New research from Monash University has identified fresh evidence of how the ‘gender pay gap’ begins from the first days of employment, and ends with a deficit of more than $80,000 in losses by the end of a career. For the early childhood education and care (ECEC) sector, this news is especially pertinent, with 97 per cent of the workforce being female, and with increased attention being placed on addressing the low rates of pay within the sector, which many identify as a core reason for the high staff turnover in this space.

 

Dr Carly Mouland from the Monash University Department of Accounting says the results provide an explanation of why women persistently fall behind men when it comes to superannuation savings and therefore rely heavily on the age pension in retirement.

 

“Gender-based differences in labour force participation, the presence of dependent children, and other caring responsibilities impact on women’s ability to access waged work more than men. Women are also more likely to be employed part-time and work fewer hours,” Dr Moulang said.

 

The comprehensive study used administrative data from Mercer Australia to examine superannuation accumulation trends across a 10-year period from 2002-2012, allowing researchers to track specific people during this period to estimate the cumulative effects on their individual retirement savings. The age cohorts tracked were early career (24-26 years of age), mid-career (34-36 years of age) and late career (44-46 years of age).

 

Dr Moulang said what the data revealed was “most alarming” – in 2002, comparing the retirement balance of men and women, the youngest cohort had an average gender gap of $1,142 in superannuation savings, while the oldest group had a gap of $21,889.

 

When the groups were measured again in 2011-12, the gap had widened to $18,608 and $81,769 respectively.

 

“We found that the young cohorts experienced more gaps in their contributions as they are more likely to be establishing their family around this time, where the more stable 44-46 year olds did not have as many gaps,” Dr Moulang said.

 

Women who are 24-26 years of age are generally working in one of their first professional roles, with graduate employment rates for women being high, but with salaries lower than their male counterparts. This, Dr Moulang said, can have a significant long-term impact on women’s superannuation balances “from which they cannot recover”.

 

A potential solution to the ongoing gender-based “fiscal discrimination” researchers said, “is to continue paying women’s superannuation contributions during employment gaps, like maternity leave”.

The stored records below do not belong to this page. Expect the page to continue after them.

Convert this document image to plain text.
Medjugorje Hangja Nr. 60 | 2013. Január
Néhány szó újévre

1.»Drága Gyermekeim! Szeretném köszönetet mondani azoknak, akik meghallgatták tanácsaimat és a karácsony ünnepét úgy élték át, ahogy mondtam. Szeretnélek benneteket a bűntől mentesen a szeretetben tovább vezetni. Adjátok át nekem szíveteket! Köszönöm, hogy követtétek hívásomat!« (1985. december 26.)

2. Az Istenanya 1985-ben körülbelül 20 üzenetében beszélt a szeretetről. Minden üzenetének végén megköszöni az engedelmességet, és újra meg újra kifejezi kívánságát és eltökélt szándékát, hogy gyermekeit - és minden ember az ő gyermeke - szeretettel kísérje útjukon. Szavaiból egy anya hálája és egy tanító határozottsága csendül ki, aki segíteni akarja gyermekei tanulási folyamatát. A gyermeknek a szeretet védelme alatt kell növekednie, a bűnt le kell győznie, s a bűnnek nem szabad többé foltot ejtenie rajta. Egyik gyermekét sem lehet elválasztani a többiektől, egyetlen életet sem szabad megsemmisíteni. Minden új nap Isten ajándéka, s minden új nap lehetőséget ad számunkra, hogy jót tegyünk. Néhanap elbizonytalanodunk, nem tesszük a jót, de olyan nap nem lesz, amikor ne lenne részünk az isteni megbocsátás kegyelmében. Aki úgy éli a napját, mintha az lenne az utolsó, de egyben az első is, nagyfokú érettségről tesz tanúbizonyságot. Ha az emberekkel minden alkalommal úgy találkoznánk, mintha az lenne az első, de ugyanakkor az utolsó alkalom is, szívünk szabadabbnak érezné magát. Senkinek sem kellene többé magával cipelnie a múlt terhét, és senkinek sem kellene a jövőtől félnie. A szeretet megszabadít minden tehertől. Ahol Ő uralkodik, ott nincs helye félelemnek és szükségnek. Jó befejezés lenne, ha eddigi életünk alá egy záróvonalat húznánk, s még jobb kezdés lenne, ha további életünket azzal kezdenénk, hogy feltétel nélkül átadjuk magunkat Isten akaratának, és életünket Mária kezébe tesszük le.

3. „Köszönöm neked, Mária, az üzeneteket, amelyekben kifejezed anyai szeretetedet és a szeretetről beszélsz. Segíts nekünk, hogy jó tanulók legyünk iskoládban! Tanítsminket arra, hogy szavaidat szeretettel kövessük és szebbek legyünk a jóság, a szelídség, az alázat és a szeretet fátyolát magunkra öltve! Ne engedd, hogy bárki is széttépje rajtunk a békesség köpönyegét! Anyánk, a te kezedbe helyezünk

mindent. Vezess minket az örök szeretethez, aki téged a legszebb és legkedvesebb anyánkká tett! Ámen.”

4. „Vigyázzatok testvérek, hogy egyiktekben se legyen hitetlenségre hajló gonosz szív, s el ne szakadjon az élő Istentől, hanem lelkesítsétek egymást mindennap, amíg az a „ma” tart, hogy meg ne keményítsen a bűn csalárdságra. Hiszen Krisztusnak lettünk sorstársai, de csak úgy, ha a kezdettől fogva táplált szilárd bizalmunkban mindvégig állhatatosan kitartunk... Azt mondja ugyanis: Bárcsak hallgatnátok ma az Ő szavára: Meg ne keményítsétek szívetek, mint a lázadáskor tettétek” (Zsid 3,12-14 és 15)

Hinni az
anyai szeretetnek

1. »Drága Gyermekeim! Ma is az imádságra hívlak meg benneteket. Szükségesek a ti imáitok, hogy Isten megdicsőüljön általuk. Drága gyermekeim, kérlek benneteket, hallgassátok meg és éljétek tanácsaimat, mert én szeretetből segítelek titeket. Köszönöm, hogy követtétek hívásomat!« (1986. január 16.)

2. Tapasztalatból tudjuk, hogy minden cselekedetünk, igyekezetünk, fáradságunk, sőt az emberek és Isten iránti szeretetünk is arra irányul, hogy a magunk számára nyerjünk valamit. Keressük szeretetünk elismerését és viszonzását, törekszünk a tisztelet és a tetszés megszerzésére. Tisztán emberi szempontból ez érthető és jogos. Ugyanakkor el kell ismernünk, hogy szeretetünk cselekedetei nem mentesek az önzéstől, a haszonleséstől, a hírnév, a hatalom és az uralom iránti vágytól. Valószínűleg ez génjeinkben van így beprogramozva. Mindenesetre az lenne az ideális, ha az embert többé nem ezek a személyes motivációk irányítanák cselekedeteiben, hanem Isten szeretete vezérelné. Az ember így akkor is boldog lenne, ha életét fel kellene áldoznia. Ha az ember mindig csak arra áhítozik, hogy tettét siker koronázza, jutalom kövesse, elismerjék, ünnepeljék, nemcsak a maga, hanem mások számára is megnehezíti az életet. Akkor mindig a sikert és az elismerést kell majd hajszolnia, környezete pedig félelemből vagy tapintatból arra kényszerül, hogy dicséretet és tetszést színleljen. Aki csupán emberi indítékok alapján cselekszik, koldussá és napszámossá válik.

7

The study provides “clear evidence of the Australian labour market, generating a statistically significant economic disadvantage for women over time,” Dr Moulang said.

Researchers noted that much of the recent response to gender inequalities in pension savings has been to tell women to save more – a response the researchers described as “inadequate”, saying it will not bring the gap revealed in the research.

 

They suggested, instead, that the continuation of contribution payments during this time would mean that women experience less gaps in their accumulation. This would help women, at least to some extent, become more on par with men as they access their retirement funds.

 

The research was a collaboration between representatives from the University of Western Australia, the University of Warwick, UK, and Monash Business School.